7.- Tutto cio’ premesso, il motivo di doglianza non si confronta con le motivazioni della sentenza impugnata che ha tratto la prova della conoscenza della richiesta di informazioni dell’Ispettorato del lavoro, dalla richiesta orale al personale della societa’ e dalla prova della ricezione di tale richiesta inoltrata all’indirizzo di posta elettronica certificata ricavato dal registro delle imprese, che contiene i dati indentificativi della societa’ tra cui anche l’indirizzo pec della stessa (per effetto del Decreto Legge n. 185 del 2008, articolo 16 comma 6, conv. nella L. n. 2 del 2009 che prescrive l’obbligo di dotarsi di un indirizzo pec entro il termine del 29 novembre 2011 e di comunicarlo al registro delle imprese), restando cosi’ del tutto generica, oltre che priva di rilievo, la affermazione di non aver il ricorrente accesso alle email della societa’ di cui e’ legale rappresentante, essendo il mancato accesso alla consultazione delle e mail a lui certamente e colposamente imputabile.

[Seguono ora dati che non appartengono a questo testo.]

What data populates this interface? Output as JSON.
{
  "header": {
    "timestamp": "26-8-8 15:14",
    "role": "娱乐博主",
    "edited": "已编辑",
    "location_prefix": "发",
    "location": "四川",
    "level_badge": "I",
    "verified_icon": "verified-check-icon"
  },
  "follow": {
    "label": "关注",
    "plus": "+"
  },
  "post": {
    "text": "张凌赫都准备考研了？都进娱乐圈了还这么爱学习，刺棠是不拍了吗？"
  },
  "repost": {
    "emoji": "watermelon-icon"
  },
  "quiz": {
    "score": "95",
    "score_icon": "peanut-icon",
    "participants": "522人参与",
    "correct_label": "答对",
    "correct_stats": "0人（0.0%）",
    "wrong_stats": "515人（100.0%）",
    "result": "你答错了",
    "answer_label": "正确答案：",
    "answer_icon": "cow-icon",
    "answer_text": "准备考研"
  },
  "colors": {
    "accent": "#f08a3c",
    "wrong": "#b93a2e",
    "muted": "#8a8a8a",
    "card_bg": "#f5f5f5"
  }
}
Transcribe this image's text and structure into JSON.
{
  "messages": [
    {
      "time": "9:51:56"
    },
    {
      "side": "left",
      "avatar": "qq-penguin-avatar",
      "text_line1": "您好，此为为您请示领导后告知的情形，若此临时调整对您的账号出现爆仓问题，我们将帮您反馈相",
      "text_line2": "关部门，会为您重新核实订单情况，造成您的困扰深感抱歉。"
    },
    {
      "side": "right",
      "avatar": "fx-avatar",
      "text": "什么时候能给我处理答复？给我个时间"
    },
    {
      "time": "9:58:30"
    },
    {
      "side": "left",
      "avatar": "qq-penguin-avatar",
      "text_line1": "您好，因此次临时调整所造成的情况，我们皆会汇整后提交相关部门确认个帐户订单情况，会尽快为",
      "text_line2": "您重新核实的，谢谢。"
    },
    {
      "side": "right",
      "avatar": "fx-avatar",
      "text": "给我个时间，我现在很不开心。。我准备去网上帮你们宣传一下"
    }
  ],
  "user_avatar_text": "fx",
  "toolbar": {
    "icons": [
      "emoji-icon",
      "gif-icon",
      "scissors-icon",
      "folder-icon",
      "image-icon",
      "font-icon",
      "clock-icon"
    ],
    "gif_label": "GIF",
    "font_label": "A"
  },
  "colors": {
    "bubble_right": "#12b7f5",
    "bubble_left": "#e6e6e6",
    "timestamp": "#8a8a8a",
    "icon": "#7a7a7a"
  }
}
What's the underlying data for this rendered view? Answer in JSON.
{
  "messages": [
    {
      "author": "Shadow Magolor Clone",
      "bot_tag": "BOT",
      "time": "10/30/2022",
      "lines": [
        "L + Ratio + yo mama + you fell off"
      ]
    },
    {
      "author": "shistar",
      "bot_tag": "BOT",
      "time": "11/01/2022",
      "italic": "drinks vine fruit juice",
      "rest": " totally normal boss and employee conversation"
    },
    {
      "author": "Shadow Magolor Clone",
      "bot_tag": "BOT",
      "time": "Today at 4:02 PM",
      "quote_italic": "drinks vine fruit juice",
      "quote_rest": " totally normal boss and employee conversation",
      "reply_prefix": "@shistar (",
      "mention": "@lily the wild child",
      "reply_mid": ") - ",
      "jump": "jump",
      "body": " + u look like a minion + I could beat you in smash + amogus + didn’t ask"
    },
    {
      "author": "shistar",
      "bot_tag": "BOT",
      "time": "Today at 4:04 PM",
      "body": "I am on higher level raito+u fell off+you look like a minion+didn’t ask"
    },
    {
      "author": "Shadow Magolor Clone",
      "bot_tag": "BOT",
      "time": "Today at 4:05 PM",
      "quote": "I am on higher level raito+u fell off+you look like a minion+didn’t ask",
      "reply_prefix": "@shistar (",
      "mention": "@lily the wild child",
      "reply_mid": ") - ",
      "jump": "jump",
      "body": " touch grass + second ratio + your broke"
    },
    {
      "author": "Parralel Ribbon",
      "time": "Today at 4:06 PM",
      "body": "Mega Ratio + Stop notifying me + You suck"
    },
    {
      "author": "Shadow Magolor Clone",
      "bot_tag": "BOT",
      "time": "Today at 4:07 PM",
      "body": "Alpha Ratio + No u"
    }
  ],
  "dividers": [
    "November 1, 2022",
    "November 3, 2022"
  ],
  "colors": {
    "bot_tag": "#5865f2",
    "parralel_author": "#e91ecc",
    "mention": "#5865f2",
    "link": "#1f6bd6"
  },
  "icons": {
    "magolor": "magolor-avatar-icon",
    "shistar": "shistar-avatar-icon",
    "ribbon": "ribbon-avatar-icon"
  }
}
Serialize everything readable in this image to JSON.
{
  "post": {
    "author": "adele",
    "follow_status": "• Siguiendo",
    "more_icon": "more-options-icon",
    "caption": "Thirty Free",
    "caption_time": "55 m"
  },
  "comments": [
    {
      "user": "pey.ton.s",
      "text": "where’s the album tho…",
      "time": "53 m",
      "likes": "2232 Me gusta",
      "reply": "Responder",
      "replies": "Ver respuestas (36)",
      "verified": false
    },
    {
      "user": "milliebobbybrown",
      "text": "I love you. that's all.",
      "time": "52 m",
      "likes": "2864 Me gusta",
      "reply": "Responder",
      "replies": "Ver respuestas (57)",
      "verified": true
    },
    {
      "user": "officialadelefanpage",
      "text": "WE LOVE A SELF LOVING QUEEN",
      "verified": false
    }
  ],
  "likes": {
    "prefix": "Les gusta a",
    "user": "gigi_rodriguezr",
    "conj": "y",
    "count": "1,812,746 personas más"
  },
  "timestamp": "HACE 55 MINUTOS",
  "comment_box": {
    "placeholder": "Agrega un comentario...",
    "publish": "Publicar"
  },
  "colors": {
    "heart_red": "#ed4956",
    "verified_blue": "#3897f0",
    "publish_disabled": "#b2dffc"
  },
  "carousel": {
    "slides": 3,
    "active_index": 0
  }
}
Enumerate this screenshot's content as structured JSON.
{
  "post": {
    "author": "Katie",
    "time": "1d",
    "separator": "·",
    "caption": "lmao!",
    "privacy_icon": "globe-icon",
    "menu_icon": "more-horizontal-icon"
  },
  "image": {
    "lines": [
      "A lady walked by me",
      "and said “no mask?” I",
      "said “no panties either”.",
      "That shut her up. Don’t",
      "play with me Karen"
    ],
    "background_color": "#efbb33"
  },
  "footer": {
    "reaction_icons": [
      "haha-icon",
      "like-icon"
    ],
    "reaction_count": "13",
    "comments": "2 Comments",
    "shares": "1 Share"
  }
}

8.- Il ricorso deve essere dichiarato inammissibile e il ricorrente deve essere condannato al pagamento delle spese processuali ai sensi dell’articolo 616 cod. proc. pen.. Tenuto, poi, conto della sentenza della Corte costituzionale in data 13 giugno 2000, n. 186, e considerato che non vi e’ ragione di ritenere che il ricorso sia stato presentato senza “versare in colpa nella determinazione della causa di inammissibilita’”, si dispone che il ricorrente versi la somma, determinata in via equitativa, di Euro 2.000,00 in favore della Cassa delle Ammende.
P.Q.M.
Dichiara inammissibile il ricorso e condanna il ricorrente al pagamento delle spese processuali e al versamento di Euro 2.000,00 in favore della Cassa delle Ammende.